Even scholars dedicated to network theory with excellent data point out the constant danger of market failure and the rarity of a strong foundation of Boston-style public science.

3.

There's also something about the sheer exteriority of this understanding of innovation - big and small companies, capital flows, people from famous corporations who start new ones. What about the invention process?
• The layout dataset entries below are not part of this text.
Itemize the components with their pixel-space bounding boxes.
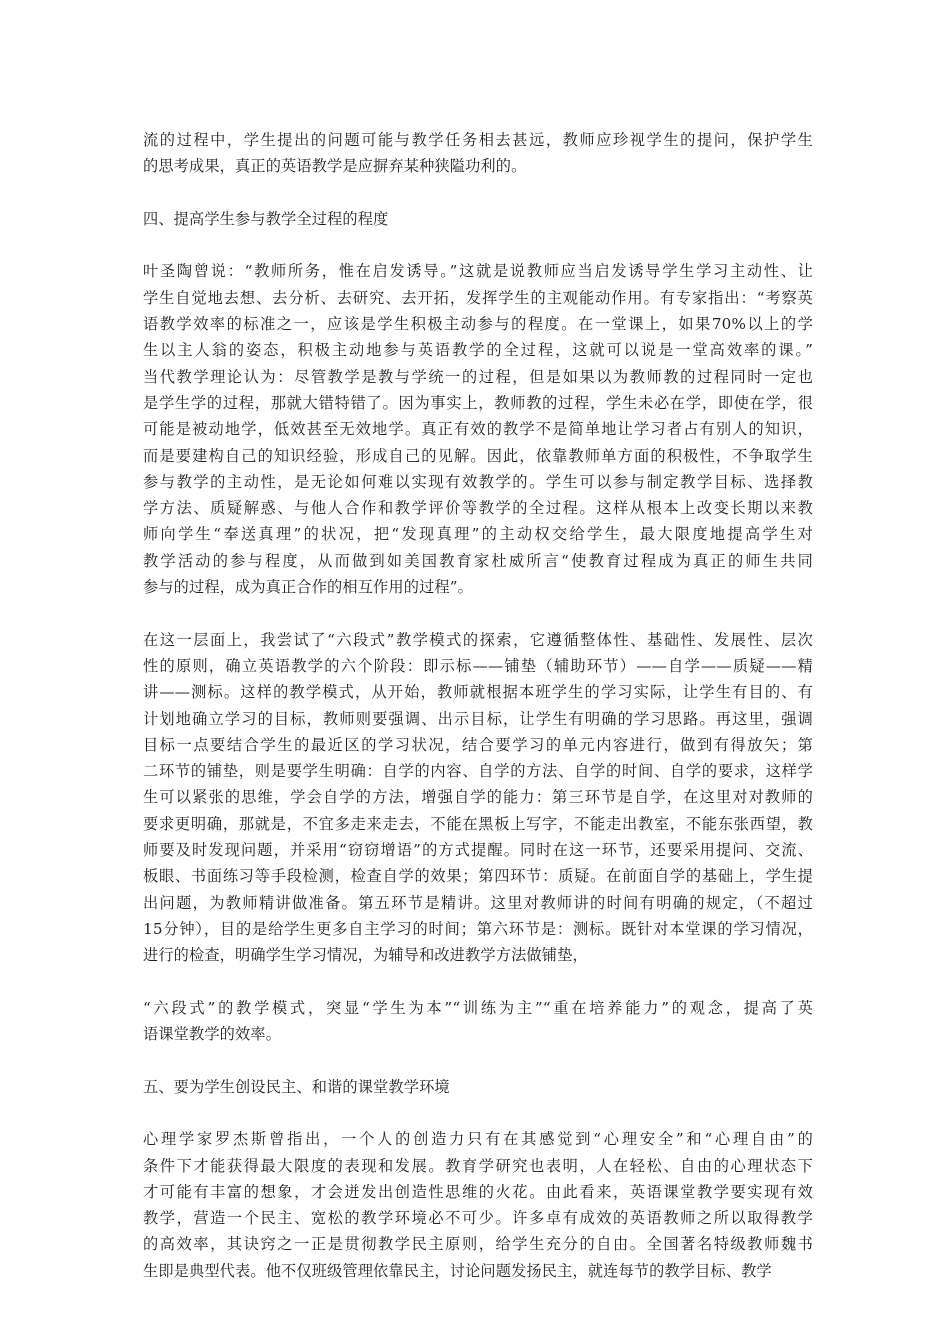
text-line: 二环节的铺垫，则是要学生明确：自学的内容、自学的方法、自学的时间、自学的要求，这样学 bbox=[143, 762, 813, 781]
text-line: 叶圣陶曾说：“教师所务，惟在启发诱导。”这就是说教师应当启发诱导学生学习主动性、让 bbox=[143, 262, 813, 281]
section-heading bbox=[143, 1074, 813, 1100]
text-line: 目标一点要结合学生的最近区的学习状况，结合要学习的单元内容进行，做到有得放矢；第 bbox=[143, 735, 813, 754]
text-line: 四、提高学生参与教学全过程的程度 bbox=[143, 209, 389, 228]
text-line: “六段式”的教学模式，突显“学生为本”“训练为主”“重在培养能力”的观念，提高了英 bbox=[143, 998, 813, 1017]
text-line: 计划地确立学习的目标，教师则要强调、出示目标，让学生有明确的学习思路。再这里，强调 bbox=[143, 709, 813, 728]
document-page bbox=[143, 127, 813, 1310]
text-line: 学生自觉地去想、去分析、去研究、去开拓，发挥学生的主观能动作用。有专家指出：“考察英 bbox=[143, 288, 813, 307]
text-line: 的思考成果，真正的英语教学是应摒弃某种狭隘功利的。 bbox=[143, 157, 527, 176]
text-line: 当代教学理论认为：尽管教学是教与学统一的过程，但是如果以为教师教的过程同时一定也 bbox=[143, 367, 813, 386]
text-line: 语课堂教学的效率。 bbox=[143, 1025, 282, 1044]
text-line: 要求更明确，那就是，不宜多走来走去，不能在黑板上写字，不能走出教室，不能东张西望，教 bbox=[143, 814, 813, 833]
text-line: 流的过程中，学生提出的问题可能与教学任务相去甚远，教师应珍视学生的提问，保护学生 bbox=[143, 131, 813, 149]
section-heading bbox=[143, 206, 813, 232]
paragraph bbox=[143, 258, 813, 600]
text-line: 学方法、质疑解惑、与他人合作和教学评价等教学的全过程。这样从根本上改变长期以来教 bbox=[143, 499, 813, 518]
text-line: 而是要建构自己的知识经验，形成自己的见解。因此，依靠教师单方面的积极性，不争取学生 bbox=[143, 446, 813, 465]
paragraph bbox=[143, 1126, 813, 1284]
text-line: 在这一层面上，我尝试了“六段式”教学模式的探索，它遵循整体性、基础性、发展性、层次 bbox=[143, 630, 813, 649]
text-line: 15分钟），目的是给学生更多自主学习的时间；第六环节是：测标。既针对本堂课的学习情况， bbox=[143, 919, 813, 938]
text-line: 师向学生“奉送真理”的状况，把“发现真理”的主动权交给学生，最大限度地提高学生对 bbox=[143, 525, 813, 544]
text-line: 出问题，为教师精讲做准备。第五环节是精讲。这里对教师讲的时间有明确的规定，（不超过 bbox=[143, 893, 813, 912]
text-line: 生以主人翁的姿态，积极主动地参与英语教学的全过程，这就可以说是一堂高效率的课。” bbox=[143, 341, 813, 360]
text-line: 条件下才能获得最大限度的表现和发展。教育学研究也表明，人在轻松、自由的心理状态下 bbox=[143, 1156, 813, 1175]
text-line: 参与的过程，成为真正合作的相互作用的过程”。 bbox=[143, 578, 474, 597]
text-line: 讲——测标。这样的教学模式，从开始，教师就根据本班学生的学习实际，让学生有目的、有 bbox=[143, 683, 813, 702]
text-line: 心理学家罗杰斯曾指出，一个人的创造力只有在其感觉到“心理安全”和“心理自由”的 bbox=[143, 1130, 813, 1149]
text-line: 教学活动的参与程度，从而做到如美国教育家杜威所言“使教育过程成为真正的师生共同 bbox=[143, 551, 813, 570]
text-line: 生即是典型代表。他不仅班级管理依靠民主，讨论问题发扬民主，就连每节的教学目标、教学 bbox=[143, 1261, 772, 1280]
text-line: 是学生学的过程，那就大错特错了。因为事实上，教师教的过程，学生未必在学，即使在学，很 bbox=[143, 393, 813, 412]
text-line: 板眼、书面练习等手段检测，检查自学的效果；第四环节：质疑。在前面自学的基础上，学生提 bbox=[143, 867, 813, 886]
text-line: 可能是被动地学，低效甚至无效地学。真正有效的教学不是简单地让学习者占有别人的知识， bbox=[143, 420, 813, 439]
text-line: 五、要为学生创设民主、和谐的课堂教学环境 bbox=[143, 1077, 450, 1096]
text-line: 的高效率，其诀窍之一正是贯彻教学民主原则，给学生充分的自由。全国著名特级教师魏书 bbox=[143, 1235, 813, 1254]
paragraph bbox=[143, 995, 813, 1048]
paragraph bbox=[143, 627, 813, 969]
text-line: 参与教学的主动性，是无论如何难以实现有效教学的。学生可以参与制定教学目标、选择教 bbox=[143, 472, 813, 491]
text-line: 语教学效率的标准之一，应该是学生积极主动参与的程度。在一堂课上，如果70%以上的学 bbox=[143, 315, 813, 334]
paragraph bbox=[143, 127, 813, 180]
text-line: 教学，营造一个民主、宽松的教学环境必不可少。许多卓有成效的英语教师之所以取得教学 bbox=[143, 1209, 813, 1228]
text-line: 性的原则，确立英语教学的六个阶段：即示标——铺垫（辅助环节）——自学——质疑——精 bbox=[143, 656, 813, 675]
text-line: 生可以紧张的思维，学会自学的方法，增强自学的能力：第三环节是自学，在这里对对教师的 bbox=[143, 788, 813, 807]
text-line: 师要及时发现问题，并采用“窃窃增语”的方式提醒。同时在这一环节，还要采用提问、交流、 bbox=[143, 841, 813, 860]
text-line: 进行的检查，明确学生学习情况，为辅导和改进教学方法做铺垫， bbox=[143, 946, 588, 965]
text-line: 才可能有丰富的想象，才会迸发出创造性思维的火花。由此看来，英语课堂教学要实现有效 bbox=[143, 1182, 813, 1201]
I happened to read this passage in a London Review of Books piece about a new book on gravitational waves.
Near the end of the 17th century, Edmond Halley examined records of medieval and ancient solar eclipses back to the time of Ptolemy. He discovered that when he used the position and trajectory of the Moon to determine retrospectively when solar eclipses should have occurred, the times calculated differed from the actual ones by up to an hour. Halley deduced that in the past the Moon must have moved across the sky from east to west more slowly than in his own time. This was a far-reaching, even heretical assertion. For the Moon to have changed its motion in such a way would imply that its course through the heavens did not repeat in periodic orbits. Such ‘secular’ changes in its orbit could eventually cause the system itself to disappear, and the Moon to fall into the Earth or escape into space. For many philosophers, to theorise that the cosmos could decay in this way was a slur on the Almighty, as it implied that God was such an unskilled craftsman as to have constructed a system of stars and planets that could fall into ruin and disorder. Nonetheless, Halley was right, as even the fundamentalists were eventually forced to concede. The question now became: what causes the secular acceleration of the Moon?
This passage amazed me. I can't imagine running these complicated hand calculations for days and weeks and maybe months, coming up with a one-hour difference over decades and centuries, and not thinking oh well, I screwed up a line of my math. How do we still find and nurture these people - the ones with the sheer courage, the mind-boggling stubbornness, to decide they are right, everyone else is wrong, there's a one-hour gap, then come up with a new theory, one that would not be bourne out for hundreds of years?

How do we remake a business system with enough space and time to allow this kind of research? How likely is it to happen in California?